Open cleymour opened 9 years ago
This point has not been solved in WARC 1.1 revision.
I think that would be possible to adopt a deterministic approach to save what the user gets, by crawling the websites using a headless browser interface like Selenium, capturing and storing all the requests of the supported protocols (HTTP, WebSockets, etcetera) by using some sort of SSL capable sniffer like mitmproxy or a browser low-level hook.
The results of this traffic logging can be replayed by replacing that browser low level communication functions by a parser which would read the captured data. I don't know to which extent would be possible to implement this into the WARC format, as reading the specification is yet on my "to do" list, but I want to propose this method as a trustworthy way to archive complex dynamic sites.
Update: I've been able to setup a proof of concept based on the mitmproxy
default options used for the server-side replay feature.

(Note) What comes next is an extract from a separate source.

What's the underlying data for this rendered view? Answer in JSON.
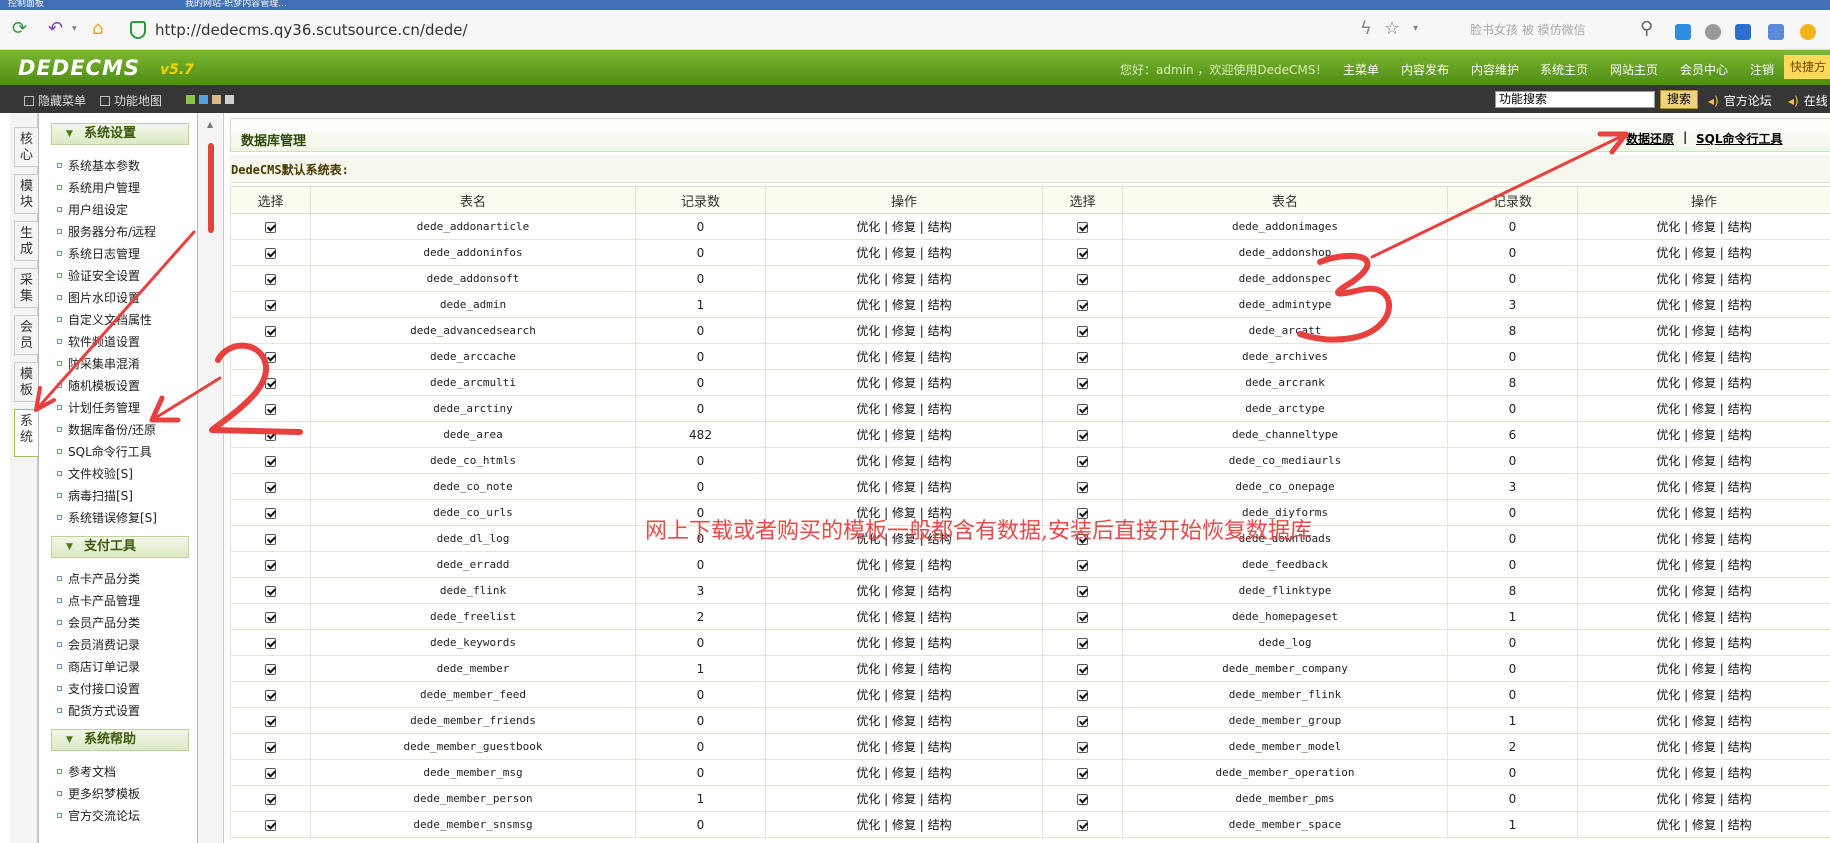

Run mitmproxy --mode socks5 --listen-port 1080 -w captured_data
and perform the crawl through the local SOCKS proxy (you may need to install the unique wildcard certificate for HTTPS sites).

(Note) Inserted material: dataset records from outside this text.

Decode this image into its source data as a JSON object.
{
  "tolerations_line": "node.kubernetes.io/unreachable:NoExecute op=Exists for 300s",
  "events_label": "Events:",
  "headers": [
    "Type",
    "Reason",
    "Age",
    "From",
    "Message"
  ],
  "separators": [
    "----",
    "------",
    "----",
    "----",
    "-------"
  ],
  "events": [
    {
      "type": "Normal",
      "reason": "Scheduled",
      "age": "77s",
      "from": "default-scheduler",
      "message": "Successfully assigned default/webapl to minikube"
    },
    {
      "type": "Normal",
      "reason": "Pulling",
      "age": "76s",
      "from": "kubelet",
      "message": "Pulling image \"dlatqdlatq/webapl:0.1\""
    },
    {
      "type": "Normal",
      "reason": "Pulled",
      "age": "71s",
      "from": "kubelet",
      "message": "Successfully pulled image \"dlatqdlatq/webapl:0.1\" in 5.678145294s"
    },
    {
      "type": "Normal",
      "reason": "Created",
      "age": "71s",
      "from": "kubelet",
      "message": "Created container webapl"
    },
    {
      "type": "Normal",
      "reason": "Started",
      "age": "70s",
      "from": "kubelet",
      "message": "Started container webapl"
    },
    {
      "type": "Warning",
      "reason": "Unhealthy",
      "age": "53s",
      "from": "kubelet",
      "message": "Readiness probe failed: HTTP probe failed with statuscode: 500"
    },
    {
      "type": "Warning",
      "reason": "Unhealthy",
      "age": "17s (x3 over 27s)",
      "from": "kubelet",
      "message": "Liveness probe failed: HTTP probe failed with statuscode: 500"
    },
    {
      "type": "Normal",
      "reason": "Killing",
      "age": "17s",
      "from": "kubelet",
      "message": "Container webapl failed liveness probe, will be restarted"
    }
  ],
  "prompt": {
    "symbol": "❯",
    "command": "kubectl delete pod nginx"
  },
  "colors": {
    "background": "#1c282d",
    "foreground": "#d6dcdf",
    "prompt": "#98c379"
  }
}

Disconnect from the Internet and run mitmproxy --mode socks5 --server-replay captured_data --server-replay-nopop --no-server-replay-kill-extra
, then visit the saved site.
Obviously this procedure is not mature enough, and resorting to such a low-level procedure implies a loss of the request-response correlation. This is why I suggested instead a browser-based approach, by the means of hooking the low-level functions inside a modern open-source browser.
After taking a peek at the specification, I've spotted some references to the capture of raw requests. The accurate capture of dynamic websites not only involves following links while crawling the site, but also triggering programmatically all the scripted user interactions and capturing the resulting requests.

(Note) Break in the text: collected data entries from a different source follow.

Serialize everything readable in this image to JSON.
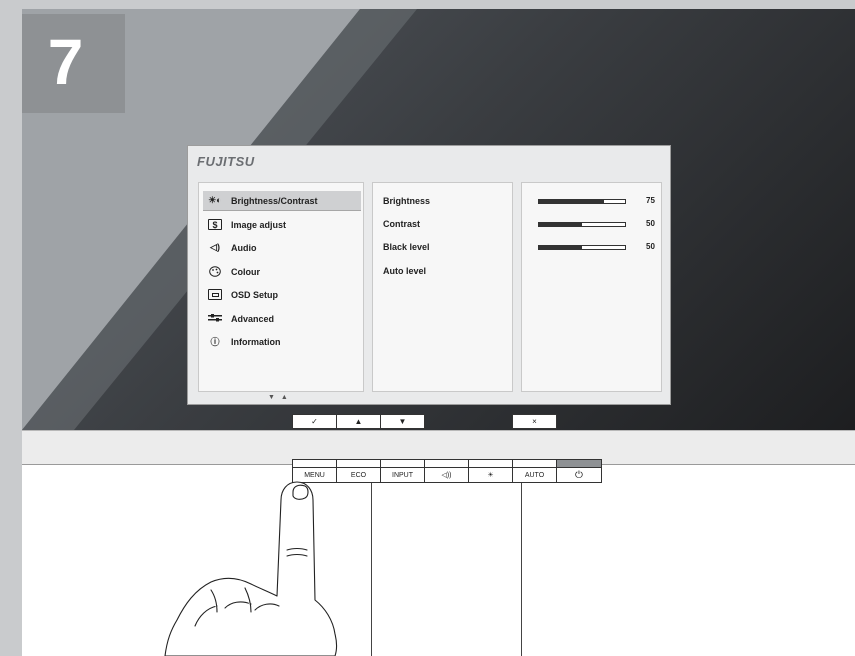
{
  "step": {
    "number": "7"
  },
  "osd": {
    "logo": "FUJITSU",
    "menu_items": [
      {
        "label": "Brightness/Contrast",
        "icon": "brightness-contrast-icon",
        "selected": true
      },
      {
        "label": "Image adjust",
        "icon": "image-adjust-icon",
        "selected": false
      },
      {
        "label": "Audio",
        "icon": "audio-icon",
        "selected": false
      },
      {
        "label": "Colour",
        "icon": "colour-icon",
        "selected": false
      },
      {
        "label": "OSD Setup",
        "icon": "osd-setup-icon",
        "selected": false
      },
      {
        "label": "Advanced",
        "icon": "advanced-icon",
        "selected": false
      },
      {
        "label": "Information",
        "icon": "information-icon",
        "selected": false
      }
    ],
    "sub_items": [
      {
        "label": "Brightness",
        "value": "75",
        "level": 0.75
      },
      {
        "label": "Contrast",
        "value": "50",
        "level": 0.5
      },
      {
        "label": "Black level",
        "value": "50",
        "level": 0.5
      },
      {
        "label": "Auto level",
        "value": null,
        "level": null
      }
    ]
  },
  "osd_keys": [
    {
      "name": "confirm-key",
      "glyph": "✓"
    },
    {
      "name": "up-key",
      "glyph": "▲"
    },
    {
      "name": "down-key",
      "glyph": "▼"
    },
    {
      "name": "close-key",
      "glyph": "×"
    }
  ],
  "bezel_buttons": [
    {
      "name": "menu-button",
      "label": "MENU"
    },
    {
      "name": "eco-button",
      "label": "ECO"
    },
    {
      "name": "input-button",
      "label": "INPUT"
    },
    {
      "name": "volume-button",
      "label": "◁))"
    },
    {
      "name": "brightness-button",
      "label": "☀"
    },
    {
      "name": "auto-button",
      "label": "AUTO"
    },
    {
      "name": "power-button",
      "label": "⏻"
    }
  ]
}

The growing interest in technologies like WebAssembly is making more difficult the implementation of my idea for getting exact replicas of some advanced websites, but this kind of implementation allows for a more complete processing of the dynamic pages and web applications, be through an automated crawl based on DOM event triggering using an automated headless web engine or in some specific cases by custom scripts or human interaction.
All the above text is a compilation of verbose but uninformed thoughts, if I find some interest on it, I'll try to reword it and concrete some parts by reading the specification.
@0x2b3bfa0, if you haven't seen them you may be interested in https://github.com/internetarchive/warcprox and https://github.com/internetarchive/brozzler which take an approach similar to the what you describe.
Its unclear to me what specifically this issue is referring to by 'rendering AJAX interactions'. AJAX interactions themselves are standard HTTP messages and so can seemingly already be recorded.
Another fully-working open-source example of complicated capture and playback is https://github.com/webrecorder/webrecorder
Definition: it is necessary to have a common way of rendering AJAX interactions in WARC.
Decision: Propose a way to record rendering files either in the standard or as an appendix (NB from Clément: I would probably vote for the second solution).
Action: someone from LOCKSS team to propose something.